The dishonest cash registers alone are said to cost California $214 million a year in lost revenue.

So what about New York?

It’s worse here, as I pointed out in a column I wrote on Jan. 25, 2011, that had the headline “Today’s special: Scam dodges $400M in sales tax.”

That was three years ago!

At $400 million per annum, Albany would have been cheated out of $1.2 billion in revenue just counting from that day to this.

But the scam had been going on for quite a while before I got wind of it. In fact, Albany’s revenue-enforcement people were actively on the case and had already cornered tax cheats through sting operations — before the effort was suddenly shut down.

Why did New York suddenly shut it down? That’s apparently one of those mysteries of bureaucracy that we aren’t meant to understand.
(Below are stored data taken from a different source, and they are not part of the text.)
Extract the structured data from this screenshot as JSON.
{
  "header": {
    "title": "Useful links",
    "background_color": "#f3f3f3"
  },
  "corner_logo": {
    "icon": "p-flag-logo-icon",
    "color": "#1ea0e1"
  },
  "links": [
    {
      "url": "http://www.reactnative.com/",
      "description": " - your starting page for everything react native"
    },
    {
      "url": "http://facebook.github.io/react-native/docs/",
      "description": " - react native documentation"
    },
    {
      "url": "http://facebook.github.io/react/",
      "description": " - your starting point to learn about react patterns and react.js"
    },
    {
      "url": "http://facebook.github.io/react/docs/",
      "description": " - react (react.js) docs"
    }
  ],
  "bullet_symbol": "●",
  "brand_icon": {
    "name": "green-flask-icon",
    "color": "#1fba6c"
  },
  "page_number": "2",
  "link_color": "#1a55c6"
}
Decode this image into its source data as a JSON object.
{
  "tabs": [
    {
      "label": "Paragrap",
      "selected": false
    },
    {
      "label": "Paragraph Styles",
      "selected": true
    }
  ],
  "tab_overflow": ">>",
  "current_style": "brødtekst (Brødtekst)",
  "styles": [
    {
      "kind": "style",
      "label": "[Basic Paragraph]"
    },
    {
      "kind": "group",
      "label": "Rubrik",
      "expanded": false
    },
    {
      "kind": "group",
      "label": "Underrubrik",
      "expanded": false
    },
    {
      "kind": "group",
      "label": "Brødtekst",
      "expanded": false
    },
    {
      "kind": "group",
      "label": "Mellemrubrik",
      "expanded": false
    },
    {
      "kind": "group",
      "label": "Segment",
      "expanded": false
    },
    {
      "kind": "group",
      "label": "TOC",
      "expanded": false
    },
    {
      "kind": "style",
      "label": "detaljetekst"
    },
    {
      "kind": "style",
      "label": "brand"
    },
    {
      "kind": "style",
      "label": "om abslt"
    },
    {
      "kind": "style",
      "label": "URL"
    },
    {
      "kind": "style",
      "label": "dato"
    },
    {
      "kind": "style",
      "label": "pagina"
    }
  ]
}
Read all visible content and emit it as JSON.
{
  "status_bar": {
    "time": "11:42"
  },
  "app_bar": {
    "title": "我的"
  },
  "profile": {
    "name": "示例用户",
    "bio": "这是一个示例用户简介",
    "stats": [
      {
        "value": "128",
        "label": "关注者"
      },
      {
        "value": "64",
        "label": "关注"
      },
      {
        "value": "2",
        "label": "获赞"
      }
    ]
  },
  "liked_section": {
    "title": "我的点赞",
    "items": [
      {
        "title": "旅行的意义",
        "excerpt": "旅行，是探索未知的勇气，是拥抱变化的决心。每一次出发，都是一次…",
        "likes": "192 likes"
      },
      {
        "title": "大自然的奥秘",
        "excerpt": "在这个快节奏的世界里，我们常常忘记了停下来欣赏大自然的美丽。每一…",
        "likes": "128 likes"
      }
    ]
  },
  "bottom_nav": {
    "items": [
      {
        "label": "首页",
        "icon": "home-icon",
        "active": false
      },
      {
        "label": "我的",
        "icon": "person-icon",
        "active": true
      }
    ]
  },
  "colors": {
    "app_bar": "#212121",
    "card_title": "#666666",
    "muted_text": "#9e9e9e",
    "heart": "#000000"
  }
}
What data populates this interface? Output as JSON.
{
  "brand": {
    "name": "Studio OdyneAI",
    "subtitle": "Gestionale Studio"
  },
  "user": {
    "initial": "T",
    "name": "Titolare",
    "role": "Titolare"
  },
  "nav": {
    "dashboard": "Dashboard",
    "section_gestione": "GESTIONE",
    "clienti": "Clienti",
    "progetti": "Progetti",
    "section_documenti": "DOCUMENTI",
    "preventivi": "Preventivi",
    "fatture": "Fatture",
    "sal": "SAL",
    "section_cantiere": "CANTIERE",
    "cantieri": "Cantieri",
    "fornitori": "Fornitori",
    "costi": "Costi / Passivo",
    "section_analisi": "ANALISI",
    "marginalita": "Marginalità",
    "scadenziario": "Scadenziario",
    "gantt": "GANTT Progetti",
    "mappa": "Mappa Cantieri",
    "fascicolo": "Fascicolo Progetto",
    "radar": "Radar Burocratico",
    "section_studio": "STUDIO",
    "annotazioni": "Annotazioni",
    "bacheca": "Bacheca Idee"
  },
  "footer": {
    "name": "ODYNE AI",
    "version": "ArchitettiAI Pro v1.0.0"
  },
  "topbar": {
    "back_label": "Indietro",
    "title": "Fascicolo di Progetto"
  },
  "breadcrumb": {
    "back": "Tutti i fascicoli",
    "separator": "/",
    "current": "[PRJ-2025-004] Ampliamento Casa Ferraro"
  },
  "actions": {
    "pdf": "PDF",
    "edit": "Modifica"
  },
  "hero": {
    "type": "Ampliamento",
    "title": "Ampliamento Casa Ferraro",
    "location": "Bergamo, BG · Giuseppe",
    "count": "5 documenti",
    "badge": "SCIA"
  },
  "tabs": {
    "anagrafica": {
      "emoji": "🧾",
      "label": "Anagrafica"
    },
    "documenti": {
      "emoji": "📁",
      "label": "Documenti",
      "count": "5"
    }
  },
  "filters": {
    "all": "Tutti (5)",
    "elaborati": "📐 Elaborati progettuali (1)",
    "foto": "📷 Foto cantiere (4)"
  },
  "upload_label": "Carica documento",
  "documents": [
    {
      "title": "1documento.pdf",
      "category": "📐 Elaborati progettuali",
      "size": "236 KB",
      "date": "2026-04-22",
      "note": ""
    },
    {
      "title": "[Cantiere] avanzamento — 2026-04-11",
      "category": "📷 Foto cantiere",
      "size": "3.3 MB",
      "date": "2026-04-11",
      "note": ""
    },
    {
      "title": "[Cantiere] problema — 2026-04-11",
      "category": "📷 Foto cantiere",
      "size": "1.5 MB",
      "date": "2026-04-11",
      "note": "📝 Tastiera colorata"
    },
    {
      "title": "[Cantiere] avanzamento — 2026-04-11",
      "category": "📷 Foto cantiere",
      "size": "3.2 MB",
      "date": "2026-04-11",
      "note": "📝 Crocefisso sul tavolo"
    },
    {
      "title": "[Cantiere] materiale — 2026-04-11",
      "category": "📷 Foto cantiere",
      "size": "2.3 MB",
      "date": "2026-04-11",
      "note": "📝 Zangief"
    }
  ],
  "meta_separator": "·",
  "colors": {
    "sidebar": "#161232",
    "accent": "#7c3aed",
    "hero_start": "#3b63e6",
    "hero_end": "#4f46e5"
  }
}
But it seems to have had something to do with a turf battle between investigators in the field and tax auditors who thought they could catch the cheats the old-fashioned way — by looking at their books.

The lack of interest in this scam is particularly odd because Albany was in 2011 — as it is now — desperate for additional tax revenue.

In fact, I wrote that 2011 column as part of a series on how the state could easily find an extra $1 billion a year just by enforcing existing laws. But as far as I can tell, nobody in Albany listened to my suggestions — and the rogue cash registers continue to delete sales.

Tom Stanton, the former head of New York tax enforcement set up stings against the dishonest “point-of-sale terminals” — the fancy term for cash registers.

Stanton tells me the state was aggressively going after zappers by 2011. In fact, he and his agents had set up phony restaurants in Buffalo, Dutchess County, Albany and in The Bronx to trap the people who sold these terminals.

Their cover story was this: The restaurants were just being started by the East Indian Restaurant Association, and they needed registers. No mention was made of wanting to skim sales tax from the state.

But Stanton says that 22 of the 23 terminal vendors who pitched their products brought up the idea of cheating on their own.

“All but one,” says Stanton, “told us that sales could be erased.” In fact, the terminal vendors were selling the idea that they could make “30 to 40 percent of their business” disappear from the official receipts.

The zappers work by having the register’s software automatically not record, say, every third or fourth entree or dessert.

As a kicker, the software will also falsely adjust your inventory.

And if state auditors happened by, the terminal makers promised to crash the customer’s computers and put all the vital information on a flash drive.

When state auditors then tried to determine if a restaurant was reporting all its business to the state and paying all its taxes, the business owner would have the phony books to back up its claims.

In fact, state investigators had actually flipped a vendor for a major cash-register company. He was going to cooperate in exchange for a modest payment and the chance to stay out of jail.

So what happened? Nothing. The deal was botched, Stanton said, when it got to the state Attorney General level. Stanton says he doesn’t know what exactly went wrong, except that law-enforcement authorities who had to approve the deal never did.

Then, of course, I wrote about this tax scam in 2011. What happened after that? Nothing.

For all I know, Albany didn’t care.

The good news — if there is any when you are already in the hole for $1.2 billion in unrecoverable tax revenues — is that Stanton and his crew recorded the sting operation. And those recordings are stashed in the files of the state Tax Department.

Will Albany dig them up and go to the head of the anti-zapper class? Will it learn anything from California?

Don’t bet on that happening.

There’s an old saying that “it’s easier to ask for forgiveness than permission.” Well, in Albany it’s easier to ask for higher taxes than it is to collect the ones already owed.